As if to justify Griffiths's concern Hellebore trembled slightly. Griffiths and Drinkwater exchanged glances but even the jittery Lestock seemed not to have noticed the tremor. The leadsman allayed their fears: 'By the mark seven… by the deep eight… a quarter less eight!'

Hellebore crept onward. 'By the deep six!'

'Strike number five! Braces there! Main topsail to the mast!' The red and white chequered numeral flag fluttered to the deck and the brig lost way as the main yards braced round to back their sails. She ceased her forward motion.

'Let go!' The anchor dropped with a splash as the first gun boomed out from the fort. Unhurriedly the three British ships clapped springs on their cables and traversed to bring their full broadsides on the wretched town. The fire from the fort ceased, as though the gunners, having tried the range, paused to see what the British would do.

Aboard Hellebore they waited for Ball's signal to open fire, their own capstan catching a final turn on the spring to align the guns to Griffiths's satisfaction. Drinkwater listened to the stage whispers of the gun crew nearest him.

'Why don't the bastards open fire at us, Jim?'

'Cos they're shit-scared, laddy. Froggies is all the same.'

'Don't be bleeding stupid. They want to save their sodding powder until the brass have stopped pissing about and decide where to station us sitting ducks.'

'It's only a piddling little fort, mates. Bugger all to worry about.'

'But you still save your powder an' bleeding shot, Tosher, you stupid sod.'

'How the hell d'you know?'

'Look if you had to carry the fucking stuff over them mountains behind this dunghill you wouldn't throw the stuff away, now would you, my old cock?'

This debate was interrupted by Daedalus opening fire. Her consorts followed suit. The bombardment of Kosseir had begun.

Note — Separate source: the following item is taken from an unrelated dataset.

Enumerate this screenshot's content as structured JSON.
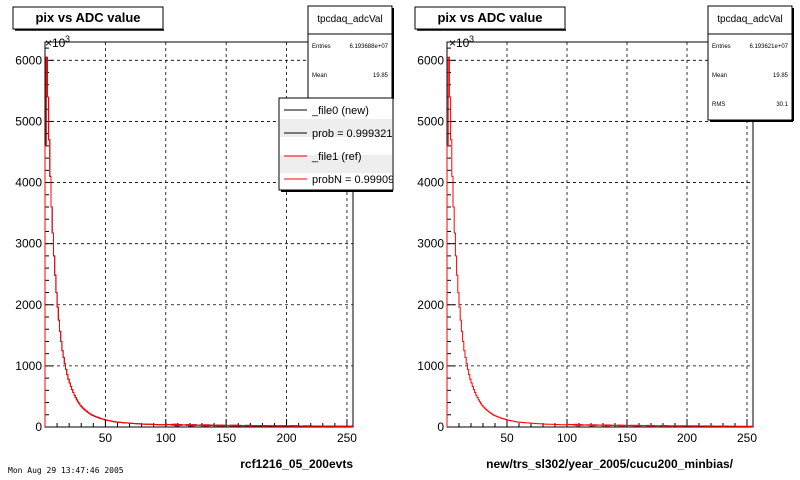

For an hour the men toiled at the guns under a burning sun. The constant concussions killed the wind and when Ball hoisted the signal to cease fire the men slumped exhausted at their pieces or scrabbled for the chained ladle at the scuttlebutt. They tore off their headbands and shook their heads to clear the ringing from their ears, wiping the grimy sweat from their foreheads. In his berth two feet below the now silent cannon, Midshipman Quilhampton writhed, tortured by heat, inflammation and fever. From time to time Catherine Best wiped the heavy perspiration from his brow and desultorily fanned his naked body. Appleby waited for casualties in the cockpit, cooling himself with rum and ignoring the groans of the wounded that had survived their earlier action and now twisted in the stifling, stinking heat of Hellebore's bowels.

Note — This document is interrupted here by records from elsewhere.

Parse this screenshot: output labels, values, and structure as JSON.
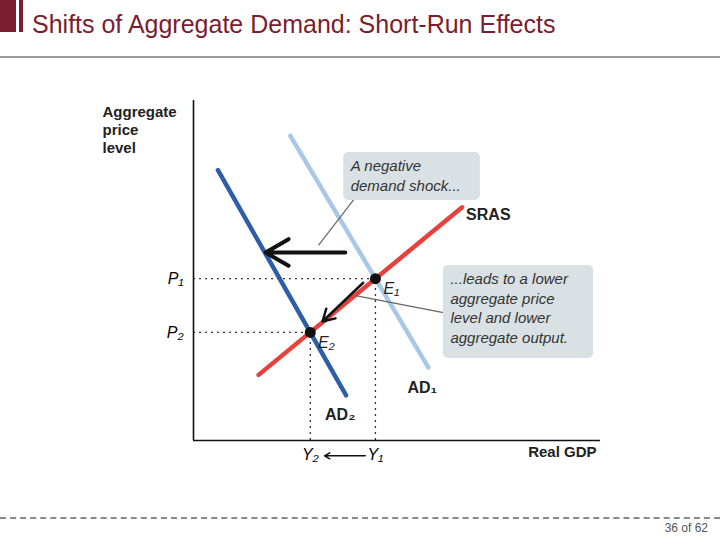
{
  "footer": "36 of 62",
  "chart_data": {
    "type": "line",
    "title": "Shifts of Aggregate Demand: Short-Run Effects",
    "x_label": "Real GDP",
    "y_label": "Aggregate price level",
    "xlim": [
      0,
      10
    ],
    "ylim": [
      0,
      10
    ],
    "xticks": [
      {
        "value": 2.87,
        "label": "Y₂"
      },
      {
        "value": 4.47,
        "label": "Y₁"
      }
    ],
    "yticks": [
      {
        "value": 3.18,
        "label": "P₂"
      },
      {
        "value": 4.76,
        "label": "P₁"
      }
    ],
    "grid": false,
    "series": [
      {
        "name": "AD₁",
        "color": "#a9c8e8",
        "x": [
          2.38,
          5.77
        ],
        "values": [
          8.96,
          2.15
        ]
      },
      {
        "name": "AD₂",
        "color": "#2f5ea8",
        "x": [
          0.6,
          3.75
        ],
        "values": [
          7.95,
          1.33
        ]
      },
      {
        "name": "SRAS",
        "color": "#e5413d",
        "x": [
          1.6,
          6.6
        ],
        "values": [
          1.93,
          6.86
        ]
      }
    ],
    "points": [
      {
        "name": "E₁",
        "x": 4.47,
        "y": 4.76
      },
      {
        "name": "E₂",
        "x": 2.87,
        "y": 3.18
      }
    ],
    "annotations": [
      "A negative demand shock...",
      "...leads to a lower aggregate price level and lower aggregate output."
    ]
  }
}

Stripped to his shirt sleeves Drinkwater scanned the dun-coloured shore, watching for a response to the flag of truce now at Daedalus's foremasthead. But although the fort's guns had fallen silent the tricolour still hung limply from its staff. No movement could be discerned in the town after a first terrified evacuation of the dhows in the harbour. Drinkwater felt a strong sense of anti-climax. The fort seemed weak, no more than half-a-dozen cannon.

'Old guns installed by the Turks,' observed Lestock.